Non è un caso, forse, che questa situazione stia spingendo molte persone verso un ritorno a forme di spiritualità, se non di religiosità vera e propria, che di per sé costituiscono una neutralizzazione almeno parziale della paura della morte. Il pensiero religioso, non a caso, è sotto attacco da secoli nella società occidentale, credo proprio perché esso ha l’intrinseco potere di attenuare la paura della morte che sempre è stata utilizzata per il controllo delle masse.
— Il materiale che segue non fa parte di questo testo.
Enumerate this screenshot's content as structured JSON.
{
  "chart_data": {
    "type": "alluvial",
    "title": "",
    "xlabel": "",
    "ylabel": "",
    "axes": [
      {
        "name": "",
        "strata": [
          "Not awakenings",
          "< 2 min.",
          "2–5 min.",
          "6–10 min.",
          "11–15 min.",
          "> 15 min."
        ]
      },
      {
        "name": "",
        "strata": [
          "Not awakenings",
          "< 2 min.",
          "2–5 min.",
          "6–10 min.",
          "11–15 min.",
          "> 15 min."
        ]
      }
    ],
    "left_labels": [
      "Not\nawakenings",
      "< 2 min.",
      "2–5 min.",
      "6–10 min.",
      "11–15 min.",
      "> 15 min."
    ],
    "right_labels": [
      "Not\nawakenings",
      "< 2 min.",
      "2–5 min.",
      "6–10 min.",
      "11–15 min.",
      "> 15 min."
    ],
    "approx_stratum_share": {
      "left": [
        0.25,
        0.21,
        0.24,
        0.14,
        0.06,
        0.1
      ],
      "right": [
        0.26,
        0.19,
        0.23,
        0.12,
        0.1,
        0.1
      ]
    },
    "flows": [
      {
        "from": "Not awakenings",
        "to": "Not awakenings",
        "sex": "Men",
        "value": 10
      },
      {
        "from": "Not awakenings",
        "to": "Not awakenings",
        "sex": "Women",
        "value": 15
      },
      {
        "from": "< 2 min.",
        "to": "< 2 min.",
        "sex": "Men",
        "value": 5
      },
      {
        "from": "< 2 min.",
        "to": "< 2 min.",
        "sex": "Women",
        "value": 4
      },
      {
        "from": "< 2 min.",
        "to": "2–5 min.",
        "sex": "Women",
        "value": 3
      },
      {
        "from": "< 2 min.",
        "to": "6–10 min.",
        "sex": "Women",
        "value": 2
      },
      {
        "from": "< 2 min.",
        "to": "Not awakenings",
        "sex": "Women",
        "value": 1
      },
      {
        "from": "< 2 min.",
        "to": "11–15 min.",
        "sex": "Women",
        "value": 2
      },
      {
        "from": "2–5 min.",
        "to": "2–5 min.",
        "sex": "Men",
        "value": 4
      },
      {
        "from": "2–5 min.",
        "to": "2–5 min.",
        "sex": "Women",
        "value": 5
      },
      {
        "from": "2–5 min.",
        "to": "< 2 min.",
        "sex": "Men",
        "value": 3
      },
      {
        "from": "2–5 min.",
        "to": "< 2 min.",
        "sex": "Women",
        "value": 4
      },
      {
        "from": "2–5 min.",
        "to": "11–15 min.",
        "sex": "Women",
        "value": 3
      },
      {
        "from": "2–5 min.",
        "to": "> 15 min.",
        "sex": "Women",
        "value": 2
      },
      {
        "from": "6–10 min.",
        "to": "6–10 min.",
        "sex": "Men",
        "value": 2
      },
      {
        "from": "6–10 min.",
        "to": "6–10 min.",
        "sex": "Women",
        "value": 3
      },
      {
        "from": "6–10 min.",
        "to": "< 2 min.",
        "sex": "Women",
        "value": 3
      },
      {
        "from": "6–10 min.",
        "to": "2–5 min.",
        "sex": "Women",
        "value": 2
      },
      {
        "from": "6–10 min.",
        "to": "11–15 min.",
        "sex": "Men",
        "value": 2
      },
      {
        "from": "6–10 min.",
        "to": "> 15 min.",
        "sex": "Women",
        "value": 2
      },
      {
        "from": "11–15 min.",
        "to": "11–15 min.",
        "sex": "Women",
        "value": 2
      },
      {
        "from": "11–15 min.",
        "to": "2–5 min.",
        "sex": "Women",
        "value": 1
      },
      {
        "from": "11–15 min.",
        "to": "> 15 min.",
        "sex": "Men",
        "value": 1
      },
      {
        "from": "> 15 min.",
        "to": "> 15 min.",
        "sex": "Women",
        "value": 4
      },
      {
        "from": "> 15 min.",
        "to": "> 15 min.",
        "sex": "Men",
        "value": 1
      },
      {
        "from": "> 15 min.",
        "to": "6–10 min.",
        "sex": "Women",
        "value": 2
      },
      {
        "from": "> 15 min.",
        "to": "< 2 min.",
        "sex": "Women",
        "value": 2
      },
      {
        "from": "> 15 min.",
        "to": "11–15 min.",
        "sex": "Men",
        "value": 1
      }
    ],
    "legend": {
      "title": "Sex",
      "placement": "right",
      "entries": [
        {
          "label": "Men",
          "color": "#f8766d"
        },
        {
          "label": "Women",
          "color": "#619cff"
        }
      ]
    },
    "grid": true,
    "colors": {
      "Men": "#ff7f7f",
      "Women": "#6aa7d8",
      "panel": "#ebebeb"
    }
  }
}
Forti convinzioni religiose rendono le persone più autonome e meno condizionabili dal potere. Questo porta a chiedersi, come mai le autorità delle maggiori religioni del pianeta, salvo poche eccezioni, abbiano aderito supinamente al mainstream, senza cogliere l’occasione di mettere in discussione lo scientismo materialista imperante e le sue implicazioni antiumane e antireligiose.